What is at stake, then, is not only measuring what space there is between things or how one object is made to vibrate near another—which was what Morandi’s painting was essentially concerned with—, but also building a space that will seem plausible with these arbitrary objects in it. The box in which these artefacts are placed is a neutral place where tangible relationships between nevertheless abstract objects are established—abstract in the sense that they bear no resemblance to anything but themselves, and that they are only remotely connected with reality. How does one go from one mass to another, from a diagonal to a curve, from a piling-up to a scattering, from a hollow shape to a solid one, from a shadow to light, from a reflection to its absorption…? Maude Maris makes abstract objects visible to us, but the pictorial means she uses to show them to us are figurative. With her, painting is a way of making us believe in abstractions. She resorts to an anomal illusion—just as Yves Tanguy did in his paintings, although I do not think she claims him as an influence.

THIRD PROPOSITION

So the means Maude Maris uses tend towards likeliness thanks to imitation through light, relief, shadow, perspective… Maude Maris’s painting may evoke a language that is quite classic, yet it seems to be much closer to digital imagery—to those images commonly referred to as computer-generated images which today dominate representation, and will even more in the years to come, from our computer screens to the big cinema screen. But the type of computer-generated image that is being called to mind here is more archaic than that used by James Cameron in his movie “Avatar”. Maude Maris’s paintings seem to be made like digital images (3D modeling and mapping), but they show that they are artificial, they do not attempt to deceive us, they insist on their being artefacts, on our being faced with simulacra. The illusion is minimal. The point is to build a paradoxical abstraction.

FOURTH PROPOSITION

Abstracting, abstractions… We can suppose that such a setup is used to build an analogical space that it will be possible to connect to the real, but without it being nameable or assignable, or to represent a mental space—via the series of means deployed in the setup we go from a reality abstracted from the real to a reality seen in a mind’s eye. Or, put differently: we can see virtual objects in a plausible space and light without being able to say what it is we are seeing. Likewise, we do not know the scale of the objects and it is not necessarily inferable from the dimensions of the painting.

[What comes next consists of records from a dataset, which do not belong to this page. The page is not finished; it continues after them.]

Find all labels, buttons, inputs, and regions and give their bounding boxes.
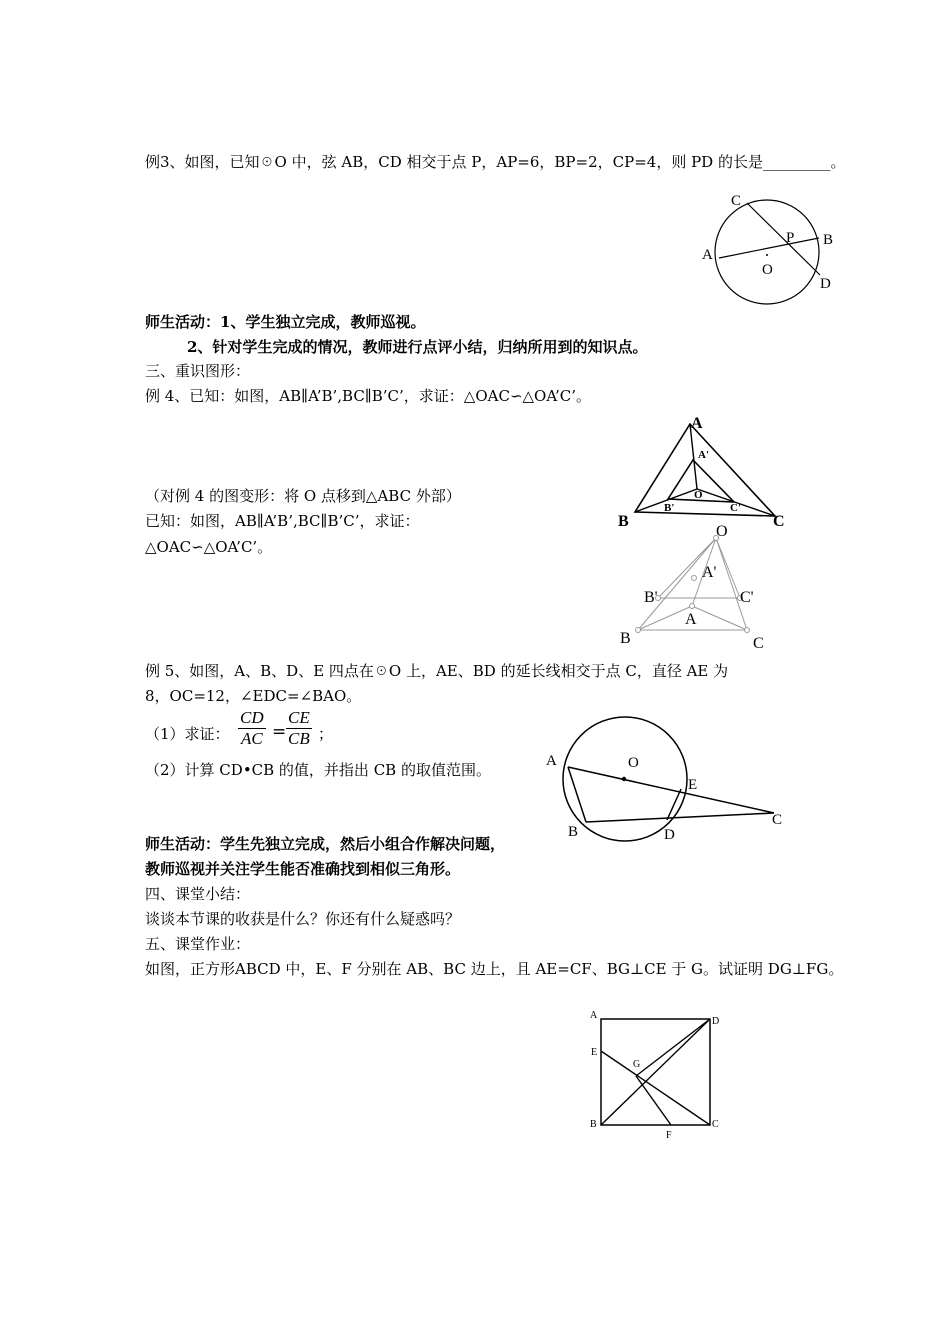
example3-text: 例3、如图，已知☉O 中，弦 AB，CD 相交于点 P，AP=6，BP=2，CP=4，则 PD 的长是_________。 (145, 153, 846, 171)
frac2-num: CE (288, 708, 310, 727)
example4-variant-line1: 已知：如图，AB∥A’B’,BC∥B’C’，求证： (145, 512, 420, 530)
center-dot (766, 254, 768, 256)
outer-triangle (635, 424, 775, 516)
section5-heading: 五、课堂作业： (145, 935, 251, 953)
fig1-label-b1: B' (664, 502, 675, 514)
chord-ab (568, 767, 586, 822)
fig2-label-o: O (716, 523, 728, 540)
fig2-label-c: C (753, 635, 764, 652)
example5-line1: 例 5、如图，A、B、D、E 四点在☉O 上，AE、BD 的延长线相交于点 C，直径 AE 为 (145, 662, 729, 680)
fig2-label-a1: A' (702, 564, 717, 581)
section3-heading: 三、重识图形： (145, 362, 251, 380)
center-dot (622, 777, 626, 781)
sq-label-b: B (590, 1119, 597, 1130)
label-d: D (820, 276, 831, 292)
diag-bd (601, 1019, 710, 1125)
fig1-label-c: C (773, 513, 785, 530)
example4-variant-note: （对例 4 的图变形：将 O 点移到△ABC 外部） (145, 487, 461, 505)
fig1-label-o: O (694, 489, 703, 501)
line-ac (568, 767, 774, 813)
label-c: C (731, 193, 742, 209)
ex5-label-o: O (628, 755, 639, 771)
fig1-label-a1: A' (698, 449, 709, 461)
circle-chord-figure (695, 185, 845, 315)
activity1-line1: 师生活动：1、学生独立完成，教师巡视。 (145, 313, 426, 331)
section4-heading: 四、课堂小结： (145, 885, 251, 903)
fraction-ce-cb (286, 708, 312, 749)
chord-de (667, 789, 681, 820)
section5-text: 如图，正方形ABCD 中，E、F 分别在 AB、BC 边上，且 AE=CF、BG⊥CE 于 G。试证明 DG⊥FG。 (145, 960, 844, 978)
sq-label-d: D (712, 1016, 720, 1027)
fig1-label-c1: C' (730, 502, 741, 514)
label-o: O (762, 262, 773, 278)
sq-label-g: G (633, 1059, 641, 1070)
line-ec (601, 1051, 710, 1125)
section4-text: 谈谈本节课的收获是什么？你还有什么疑惑吗？ (145, 910, 461, 928)
example5-part2: （2）计算 CD•CB 的值，并指出 CB 的取值范围。 (145, 761, 491, 779)
example4-text: 例 4、已知：如图，AB∥A’B’,BC∥B’C’，求证：△OAC∽△OA’C’。 (145, 387, 591, 405)
example5-part1-suffix: ； (318, 725, 334, 743)
sq-label-c: C (712, 1119, 719, 1130)
activity2-line1: 师生活动：学生先独立完成，然后小组合作解决问题， (145, 835, 506, 853)
fig2-label-b: B (620, 630, 631, 647)
label-a: A (702, 247, 713, 263)
frac2-den: CB (288, 729, 310, 748)
sq-label-e: E (591, 1047, 598, 1058)
triangle-variant-figure (610, 518, 780, 652)
sq-label-a: A (590, 1010, 598, 1021)
circle-o (715, 200, 819, 304)
ex5-label-d: D (664, 827, 675, 843)
chord-cd (747, 203, 820, 275)
fig2-label-a: A (685, 611, 697, 628)
nested-triangle-figure (610, 410, 800, 535)
ex5-label-a: A (546, 753, 557, 769)
fraction-cd-ac (238, 708, 266, 749)
fig2-label-c1: C' (740, 589, 754, 606)
equals-sign: = (272, 722, 287, 742)
square-figure (585, 1005, 725, 1145)
example5-line2: 8，OC=12，∠EDC=∠BAO。 (145, 687, 362, 705)
fig2-label-b1: B' (644, 589, 658, 606)
line-gf (636, 1076, 671, 1125)
ex5-label-c: C (772, 812, 783, 828)
example5-part1-prefix: （1）求证： (145, 725, 230, 743)
chord-ab (719, 238, 819, 258)
example4-variant-line2: △OAC∽△OA’C’。 (145, 538, 273, 556)
frac1-den: AC (240, 729, 263, 748)
label-p: P (786, 230, 795, 246)
fig1-label-b: B (618, 513, 629, 530)
line-bc (586, 813, 774, 822)
fig1-label-a: A (691, 415, 703, 432)
activity1-line2: 2、针对学生完成的情况，教师进行点评小结，归纳所用到的知识点。 (187, 338, 648, 356)
circle-secant-figure (540, 725, 790, 850)
activity2-line2: 教师巡视并关注学生能否准确找到相似三角形。 (145, 860, 461, 878)
sq-label-f: F (666, 1130, 672, 1141)
frac1-num: CD (240, 708, 264, 727)
line-gd (636, 1019, 710, 1076)
ex5-label-b: B (568, 824, 579, 840)
label-b: B (823, 232, 834, 248)
ex5-label-e: E (688, 777, 698, 793)
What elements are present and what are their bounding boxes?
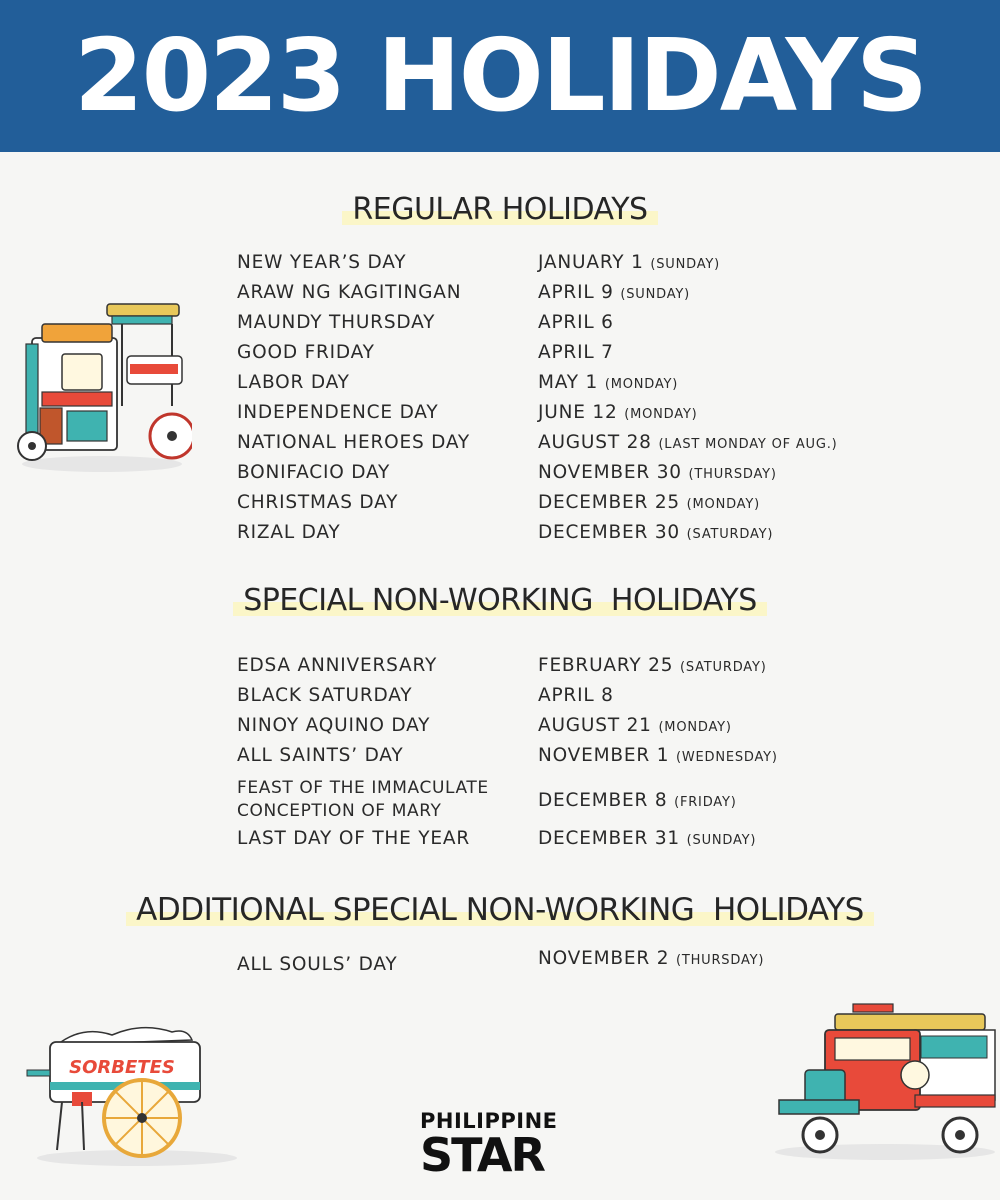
logo-line1: PHILIPPINE [420,1109,558,1133]
holiday-name: NINOY AQUINO DAY [237,715,431,736]
section-title-regular: REGULAR HOLIDAYS [0,192,1000,227]
list-item [0,715,1000,745]
holiday-date: JANUARY 1 (SUNDAY) [538,252,720,273]
holiday-name: RIZAL DAY [237,522,341,543]
holiday-date: APRIL 7 [538,342,614,363]
holiday-name: BLACK SATURDAY [237,685,413,706]
holiday-date: APRIL 6 [538,312,614,333]
holiday-date: MAY 1 (MONDAY) [538,372,679,393]
holiday-date: NOVEMBER 30 (THURSDAY) [538,462,777,483]
cart-sign: SORBETES [69,1057,175,1078]
holiday-date: JUNE 12 (MONDAY) [538,402,698,423]
holiday-name: CHRISTMAS DAY [237,492,399,513]
holiday-date: DECEMBER 31 (SUNDAY) [538,828,757,849]
holiday-name: BONIFACIO DAY [237,462,391,483]
holiday-name: ALL SAINTS’ DAY [237,745,404,766]
holiday-name: NEW YEAR’S DAY [237,252,407,273]
page-title: 2023 HOLIDAYS [73,17,927,134]
holiday-date: APRIL 8 [538,685,614,706]
jeepney-icon [765,1000,1000,1165]
holiday-date: APRIL 9 (SUNDAY) [538,282,691,303]
ice-cream-cart-icon [22,1010,242,1170]
list-item [0,828,1000,858]
holiday-name: LAST DAY OF THE YEAR [237,828,470,849]
list-item [0,685,1000,715]
list-item [0,492,1000,522]
holiday-name: EDSA ANNIVERSARY [237,655,438,676]
list-item [0,522,1000,552]
holiday-name: LABOR DAY [237,372,350,393]
list-item [0,252,1000,282]
holiday-date: DECEMBER 30 (SATURDAY) [538,522,774,543]
holiday-date: AUGUST 28 (LAST MONDAY OF AUG.) [538,432,838,453]
holiday-name: NATIONAL HEROES DAY [237,432,471,453]
holiday-date: FEBRUARY 25 (SATURDAY) [538,655,767,676]
holiday-name: GOOD FRIDAY [237,342,375,363]
holiday-name: INDEPENDENCE DAY [237,402,439,423]
holiday-date: AUGUST 21 (MONDAY) [538,715,732,736]
holiday-date: NOVEMBER 1 (WEDNESDAY) [538,745,778,766]
holiday-name: FEAST OF THE IMMACULATE CONCEPTION OF MARY [237,778,489,821]
title-banner [0,0,1000,152]
holiday-name: MAUNDY THURSDAY [237,312,436,333]
list-item [0,948,1000,978]
holiday-name: ARAW NG KAGITINGAN [237,282,462,303]
logo-line2: STAR [420,1128,544,1182]
list-item [0,745,1000,775]
section-title-special: SPECIAL NON-WORKING HOLIDAYS [0,583,1000,618]
holiday-date: DECEMBER 8 (FRIDAY) [538,790,737,811]
tricycle-icon [12,296,192,476]
holiday-date: NOVEMBER 2 (THURSDAY) [538,948,765,969]
philippine-star-logo [420,1109,580,1182]
list-item [0,777,1000,827]
list-item [0,655,1000,685]
section-title-additional: ADDITIONAL SPECIAL NON-WORKING HOLIDAYS [0,892,1000,928]
holiday-name: ALL SOULS’ DAY [237,954,398,975]
holiday-date: DECEMBER 25 (MONDAY) [538,492,760,513]
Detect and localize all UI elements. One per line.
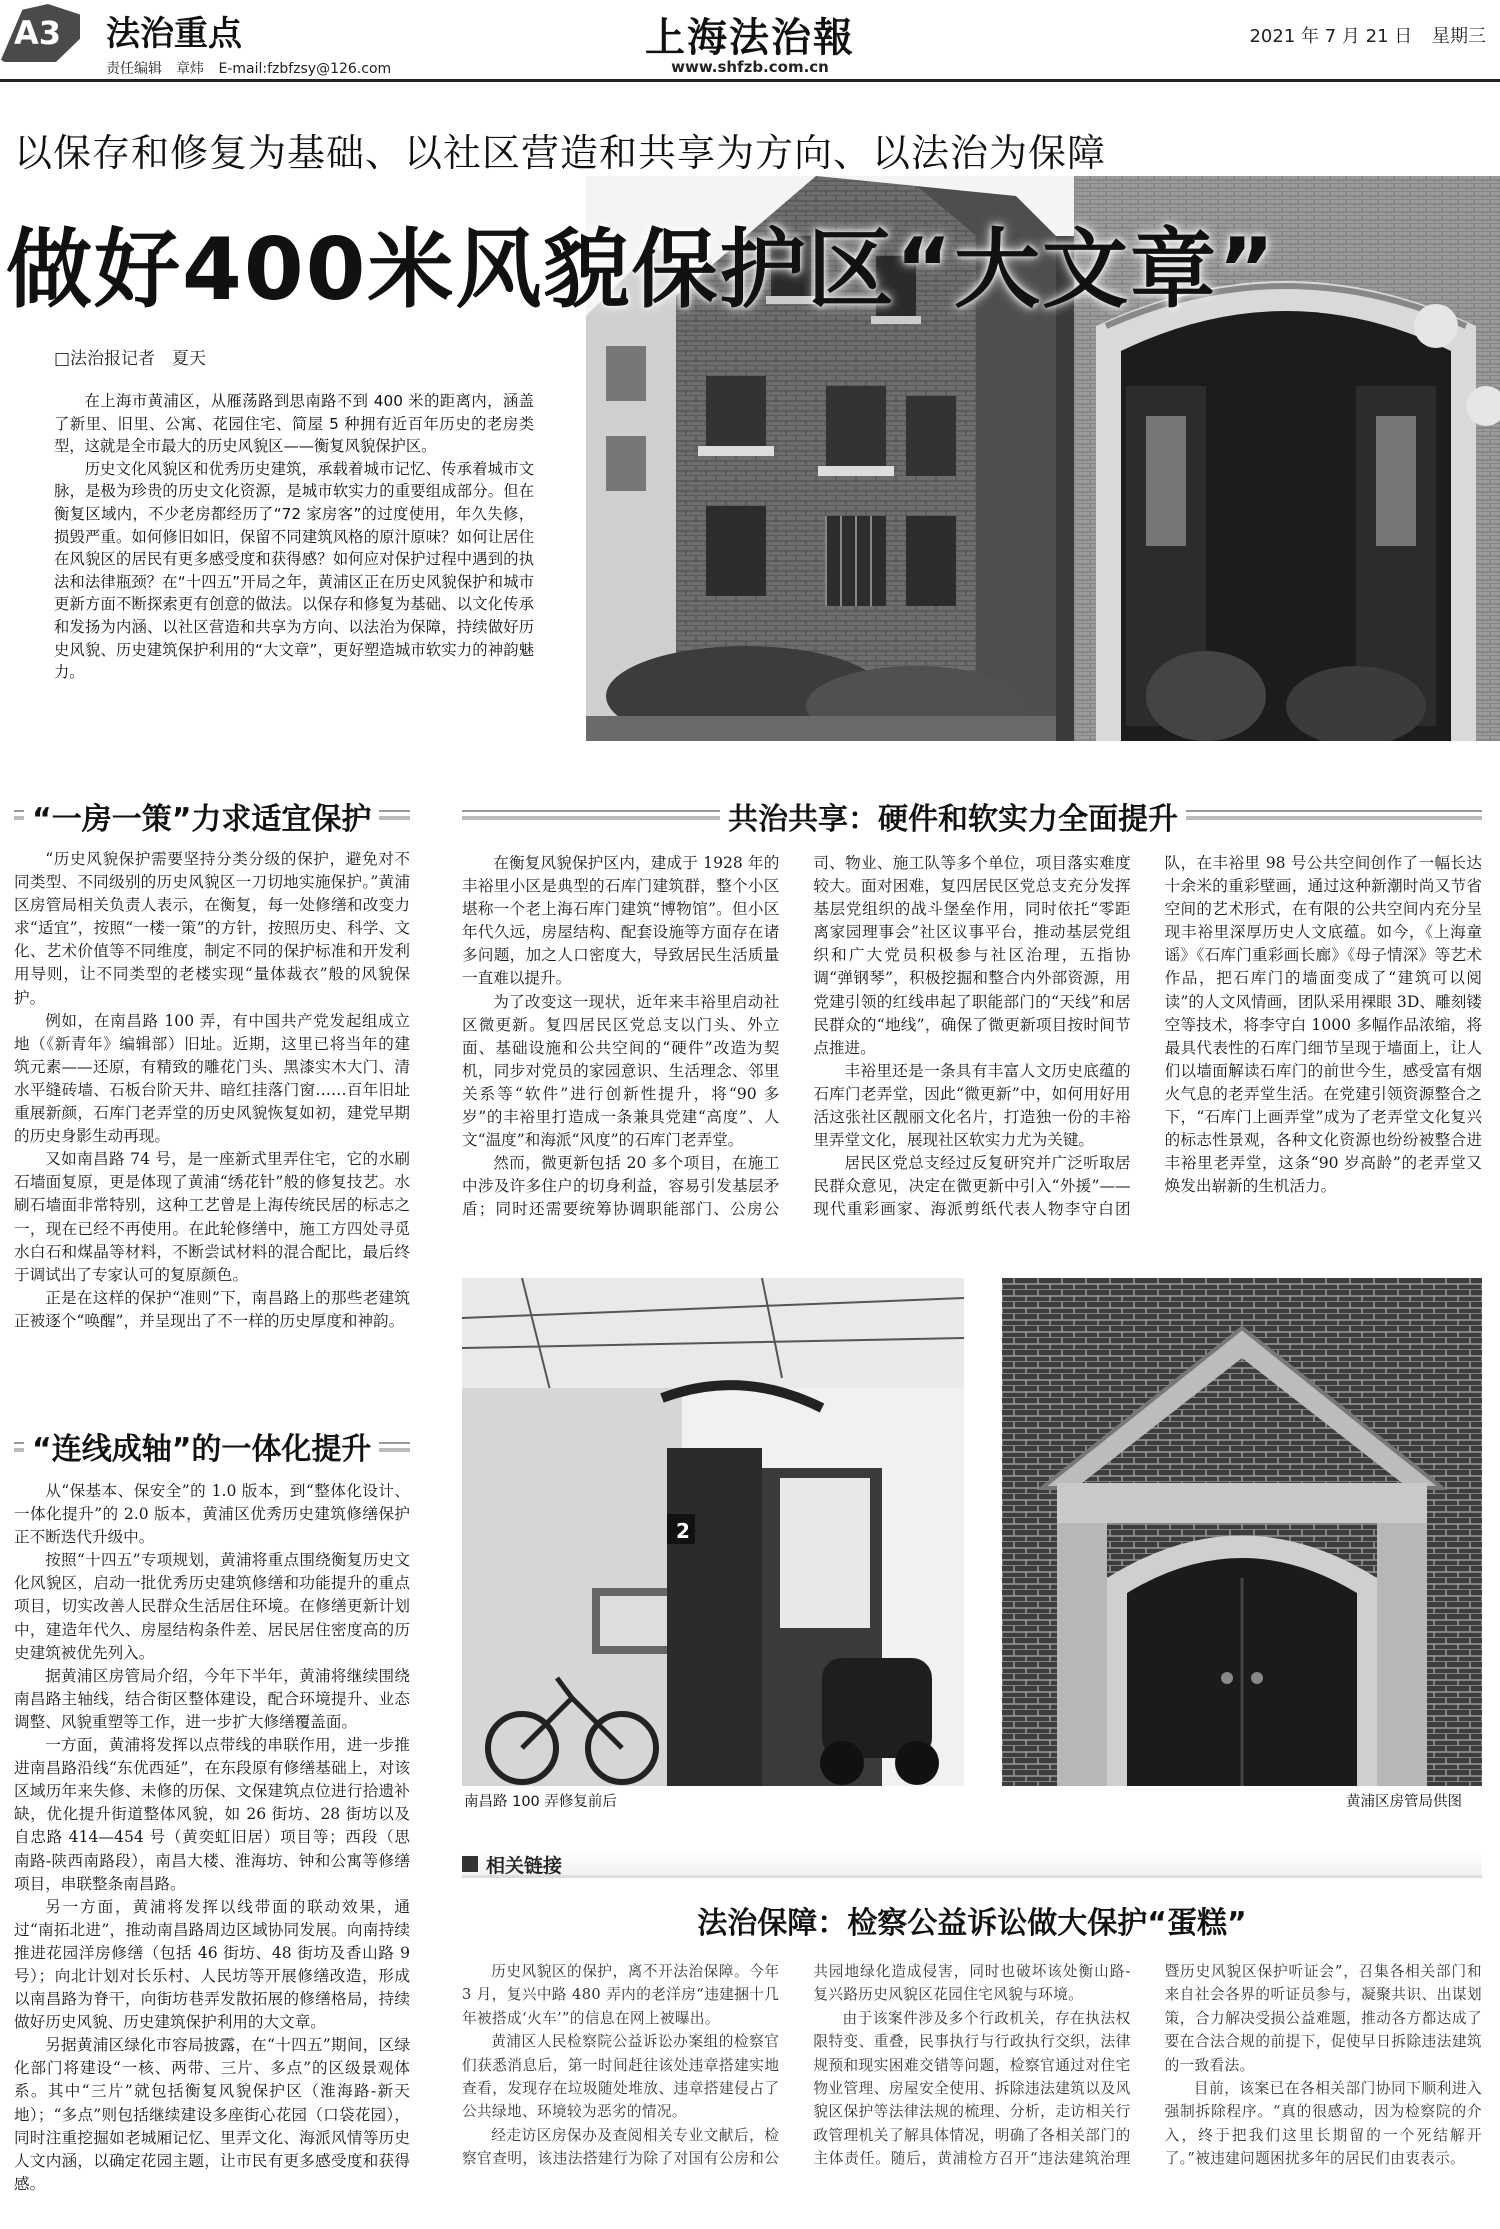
section2-paragraph: 从“保基本、保安全”的 1.0 版本，到“整体化设计、一体化提升”的 2.0 版本，黄浦区优秀历史建筑修缮保护正不断迭代升级中。 <box>14 1482 410 1547</box>
section3-paragraph: 然而，微更新包括 20 多个项目，在施工中涉及许多住户的切身利益，容易引发基层矛盾；同时还需要统筹协调职能部门、公房公司、物业、施工队等多个单位，项目落实难度较大。面对困难，复四居民区党总支充分发挥基层党组织的战斗堡垒作用，同时依托“零距离家园理事会”社区议事平台，推动基层党组织和广大党员积极参与社区治理，五指协调“弹钢琴”，积极挖掘和整合内外部资源，用党建引领的红线串起了职能部门的“天线”和居民群众的“地线”，确保了微更新项目按时间节点推进。 <box>462 854 1131 1219</box>
editor-email: E-mail:fzbfzsy@126.com <box>218 61 392 77</box>
section1-paragraph: 又如南昌路 74 号，是一座新式里弄住宅，它的水刷石墙面复原，更是体现了黄浦“绣花针”般的修复技艺。水刷石墙面非常特别，这种工艺曾是上海传统民居的标志之一，现在已经不再使用。在此轮修缮中，施工方四处寻觅水白石和煤晶等材料，不断尝试材料的混合配比，最后终于调试出了专家认可的复原颜色。 <box>14 1150 410 1284</box>
article-headline: 做好400米风貌保护区“大文章” <box>6 220 1277 320</box>
lead-paragraph: 在上海市黄浦区，从雁荡路到思南路不到 400 米的距离内，涵盖了新里、旧里、公寓、花园住宅、简屋 5 种拥有近百年历史的老房类型，这就是全市最大的历史风貌区——衡复风貌保护区。 <box>54 392 534 456</box>
editor-line <box>106 58 401 78</box>
photo-after-restoration <box>1002 1278 1482 1786</box>
section2-paragraph: 按照“十四五”专项规划，黄浦将重点围绕衡复历史文化风貌区，启动一批优秀历史建筑修缮和功能提升的重点项目，切实改善人民群众生活居住环境。在修缮更新计划中，建造年代久、房屋结构条件差、居民居住密度高的历史建筑被优先列入。 <box>14 1551 410 1662</box>
section1-body <box>14 848 410 1333</box>
door-number-plate: 2 <box>676 1519 690 1543</box>
photo-caption-right: 黄浦区房管局供图 <box>1346 1794 1462 1810</box>
photo-before-restoration <box>462 1278 964 1786</box>
section1-paragraph: 例如，在南昌路 100 弄，有中国共产党发起组成立地（《新青年》编辑部）旧址。近期，这里已将当年的建筑元素——还原，有精致的雕花门头、黑漆实木大门、清水平缝砖墙、石板台阶天井、暗红挂落门窗……百年旧址重展新颜，石库门老弄堂的历史风貌恢复如初，建党早期的历史身影生动再现。 <box>14 1011 410 1146</box>
lead-paragraph: 历史文化风貌区和优秀历史建筑，承载着城市记忆、传承着城市文脉，是极为珍贵的历史文化资源，是城市软实力的重要组成部分。但在衡复区域内，不少老房都经历了“72 家房客”的过度使用，年久失修，损毁严重。如何修旧如旧，保留不同建筑风格的原汁原味？如何让居住在风貌区的居民有更多感受度和获得感？如何应对保护过程中遇到的执法和法律瓶颈？在“十四五”开局之年，黄浦区正在历史风貌保护和城市更新方面不断探索更有创意的做法。以保存和修复为基础、以文化传承和发扬为内涵、以社区营造和共享为方向、以法治为保障，持续做好历史风貌、历史建筑保护利用的“大文章”，更好塑造城市软实力的神韵魅力。 <box>54 459 534 682</box>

All we can say is that they are contained within a room—except for small size works which show objects that are simply placed on a floor whose depth is indicated by shaded tones. We are facing representations of a world that is familiar—the language that is used aims to make it seem so—which are yet entirely devoted to representing virtual realities that do not say much—except through those analogies already mentioned, which even so remain uncertain, as all analogies will—, representations which do not designate anything, which remain secret.

FIFTH PROPOSITION

Maude Maris’s painting is all the more secretive as the means implemented for its realization are remarkably discrete: no impastos, no gestural marks, no dripping… only what is necessary to a visible yet homogeneous brushwork, to a neat and meticulous execution that shuns virtuosity. Maude Maris’s painting is smooth on the surface and discretely expressive in its effects. The only effect that is emphasized is that of the objects’ reflections on the floor, an obvious evocation of a cliché of our times, the graphic interfaces of computers and Apple MP3 players—and as such, they are just as inexpressive stereotypes. Maude Maris’s painting is detached, egoless—and it is mostly in this respect that it reminds me of Ed Ruscha’s painting. It is devoid of any symbolical content, any expressivity, any reference to any kind of real… It is the representation of a scenography which is waiting for no actor, no human body and text, to come into being.

It is staging its own power to be in almost complete silence.